Capitolo VI
UNA PARTITA A SCACCHI
«Sì, il
Cristianesimo, lo capisco bene» disse il conte, pigliando in mano un alfiere e
guardandolo attentamente. «Non so chi sia la bestia che vuol tenerci così al
buio.»
Le imposte erano socchiuse e le
tendine calate, Silla si alzò per fare un po' di luce.
«No, Vi prego; vengano loro, questa
gente! Volete aver la compiacenza di suonare? Lì presso alla porta, quel
bottone, due volte. Il Cristianesimo! Oh, io non Vi propongo di scrivere contro
il Cristianesimo. Voi mi dite che finalmente il principio d'eguaglianza è stato
portato nel mondo dal Cristianesimo. Cosa volete dire con questo? Che prima del
Cristianesimo non vi fossero democrazie? Io intendo che il nostro libro
consideri il principio di eguaglianza dov'è più mostruoso, ossia nel campo
politico; e fra gli altri pregiudizi da fare in polvere vi sarà anche il pregiudizio
che l'autore di questa brutale eguaglianza politica sia stato Cristo. Del
resto, sentite: uguali davanti a Dio sarà benissimo; quello è un punto di vista
molto lontano; ma uguali tra di noi! Ci vuole una grande durezza, una grande
miopia fisica e intellettuale per sostenere che siamo uguali tra di noi. Se vi
è qualche cosa che colpisce gli uomini è la loro disuguaglianza naturale nel
corpo e nell'anima. Il mio cuoco è molto più simile ad Annibale e a Scipione
Africano di un gorilla, ma non è loro eguale; e tutti i retori dell'89 e gli
ambiziosi leccapopolo di poi non lo faranno diventare tale. Scacco al re.»

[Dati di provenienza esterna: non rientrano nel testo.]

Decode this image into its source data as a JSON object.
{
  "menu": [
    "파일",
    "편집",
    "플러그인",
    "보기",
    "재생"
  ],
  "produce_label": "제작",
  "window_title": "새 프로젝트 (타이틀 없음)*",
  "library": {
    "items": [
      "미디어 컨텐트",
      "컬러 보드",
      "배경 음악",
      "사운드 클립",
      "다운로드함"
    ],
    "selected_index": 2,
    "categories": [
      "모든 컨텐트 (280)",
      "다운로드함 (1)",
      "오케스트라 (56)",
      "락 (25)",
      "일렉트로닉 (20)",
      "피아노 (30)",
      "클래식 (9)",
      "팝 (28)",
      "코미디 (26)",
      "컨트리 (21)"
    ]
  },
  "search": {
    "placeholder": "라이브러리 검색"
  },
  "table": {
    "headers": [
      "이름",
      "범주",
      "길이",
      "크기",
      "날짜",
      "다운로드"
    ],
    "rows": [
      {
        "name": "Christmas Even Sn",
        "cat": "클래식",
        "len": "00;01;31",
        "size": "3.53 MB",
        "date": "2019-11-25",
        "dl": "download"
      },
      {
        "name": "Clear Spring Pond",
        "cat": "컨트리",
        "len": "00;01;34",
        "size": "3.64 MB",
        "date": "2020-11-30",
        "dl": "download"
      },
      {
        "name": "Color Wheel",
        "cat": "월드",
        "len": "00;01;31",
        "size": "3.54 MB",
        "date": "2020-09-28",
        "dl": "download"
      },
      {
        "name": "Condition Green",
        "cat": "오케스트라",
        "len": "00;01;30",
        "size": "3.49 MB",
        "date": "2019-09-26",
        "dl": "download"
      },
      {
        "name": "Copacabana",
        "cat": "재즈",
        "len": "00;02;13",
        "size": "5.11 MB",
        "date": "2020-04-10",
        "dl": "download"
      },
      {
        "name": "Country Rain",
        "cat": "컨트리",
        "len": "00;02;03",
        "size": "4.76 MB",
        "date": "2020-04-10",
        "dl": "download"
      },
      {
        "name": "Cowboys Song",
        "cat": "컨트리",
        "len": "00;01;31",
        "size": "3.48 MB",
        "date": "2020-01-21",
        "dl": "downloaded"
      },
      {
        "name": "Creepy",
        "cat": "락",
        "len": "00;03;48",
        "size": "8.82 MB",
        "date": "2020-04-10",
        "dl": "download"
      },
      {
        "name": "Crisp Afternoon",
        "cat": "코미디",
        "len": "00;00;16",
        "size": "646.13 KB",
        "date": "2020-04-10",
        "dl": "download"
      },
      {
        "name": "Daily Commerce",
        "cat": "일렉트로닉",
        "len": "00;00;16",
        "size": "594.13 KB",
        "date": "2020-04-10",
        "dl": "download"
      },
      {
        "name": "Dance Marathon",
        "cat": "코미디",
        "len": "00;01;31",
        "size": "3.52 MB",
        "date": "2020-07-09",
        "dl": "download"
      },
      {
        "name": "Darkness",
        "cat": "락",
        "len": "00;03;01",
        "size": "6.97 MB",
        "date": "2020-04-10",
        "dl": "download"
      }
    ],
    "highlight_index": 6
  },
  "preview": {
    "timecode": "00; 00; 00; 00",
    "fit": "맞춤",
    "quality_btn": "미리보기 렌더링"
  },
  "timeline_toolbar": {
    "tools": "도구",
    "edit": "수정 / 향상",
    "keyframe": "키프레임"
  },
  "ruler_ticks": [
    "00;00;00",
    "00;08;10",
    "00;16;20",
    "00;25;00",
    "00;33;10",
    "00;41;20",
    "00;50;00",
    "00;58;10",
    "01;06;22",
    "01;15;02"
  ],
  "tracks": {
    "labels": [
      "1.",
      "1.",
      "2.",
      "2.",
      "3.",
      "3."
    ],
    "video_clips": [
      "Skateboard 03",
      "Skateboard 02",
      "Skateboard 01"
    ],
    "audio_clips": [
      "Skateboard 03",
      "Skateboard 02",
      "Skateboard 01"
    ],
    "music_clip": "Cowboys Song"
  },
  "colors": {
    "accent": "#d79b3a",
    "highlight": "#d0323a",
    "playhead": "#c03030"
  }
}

«Non si può. Ma, scusi, ci son pure
negli uomini i grandi caratteri fondamentali comuni che tutti conoscono e tante
altre uniformità più nascoste. Io credo che gli uomini si rassomiglino
moralmente assia più di quel che pare. E queste uniformità non devono essere
riconosciute dalle leggi, non giustificano il principio di eguaglianza e le sue
applicazioni ragionevoli? C'erano democrazie anche prima del Cristianesimo, sì;
tutti i principii del Cristianesimo c'erano, si può dire, anche prima; ma esso
ha loro fornito, volere o non volere, una base, uno stimolo e un ideale. Guardi
l'immensa importanza attribuita a qualunque anima; guardi il precetto
dell'amore tra gli uomini nulla uguaglia più potentemente dell'amore!»
«Scusatemi, vi è ancor molto fumo di
gioventù in questo che dite. Lasciamo stare che la democrazia moderna è fatta
di cupidigia e di superbia, non di amore; io Vi dico che l'amore tende a
mantenere la ineguaglianza! io Vi dico che più un servo ama il suo padrone, più
un soldato ama il suo generale, più una donna ama un uomo, più un debole ama un
forte, più un piccolo ama un grande, più queste disuguaglianze sono rispettate.
È la cupidigia, è la superbia che tende a distruggerle.»
«Ma Lei suppone l'amore da una parte
sola» esclamò Silla «dalla parte dell'inferiore. Lo supponga un po' anche
dall'altra.»
«Sicuramente lo suppongo. Volete Voi
dirmi che Dio per amore si è fatto uomo? Io non entro in questo campo. Io dico
che chi ama, se è intelligente, non si spoglia, non può né deve spogliarsi
della funzione sociale che gli spetta. Io dico che la Vostra religione, se
aiuta a far rispettare le disuguaglianze create dalla legge umana, molto più
deve far rispettare le altre che portano la impronta di una volontà superiore.
Ha ben altro a fare il Vostro amor del prossimo che impastare repubbliche
democratiche, predicar l'eguaglianza fra i pedoni e gli altri pezzi, perché son
tutti di legno e abitano un solo scacchiere! Mio caro, è mezz'ora che Vi ho
detto: scacco al re.»
«Non si può; c'è il cavaliere.»
Il conte chinò sullo scacchiere il
suo testone selvoso.
«Già!» diss'egli. «Non ci si vede. Ma
guardate un po' s'è venuto nessuno! No, non voglio che apriate Voi.»
Si alzò e suonò egli stesso.
«Mi perdoni» disse Silla «è
necessario che io Le faccia una domanda.»
«Fate.»
«Secondo Lei, è anche la nascita...
fra le disuguaglianze da rispettare?»
«Per Dio! Lo credo bene. Vi regalo
delle centinaie di gentiluomiciattoli d'adesso per un quattrino al paio, ma non
capite che la disuguaglianza degl'individui crea la disuguaglianza delle
famiglie e che le grandi famiglie sorte per un potente impulso e tenute alte
lungo i secoli, hanno una funzione organica nella società umana, sono in certo
modo esseri superiori che vivono quattro, cinque, seicento anni e dispongono
perciò di una forza assai più grande della comune, possono conservare
lungamente molte buone abitudini, contrapporre l'interesse della patria a quello
di una generazione passeggera, acquistare in pro dello Stato una esperienza
straordinariamente lunga, servire di guida e di esempio al popolo?»
«Ha suonato?» disse il cameriere
entrando.
«Chi diavolo vi ha detto» esclamò il
conte «di tener le finestre chiuse a questo modo?»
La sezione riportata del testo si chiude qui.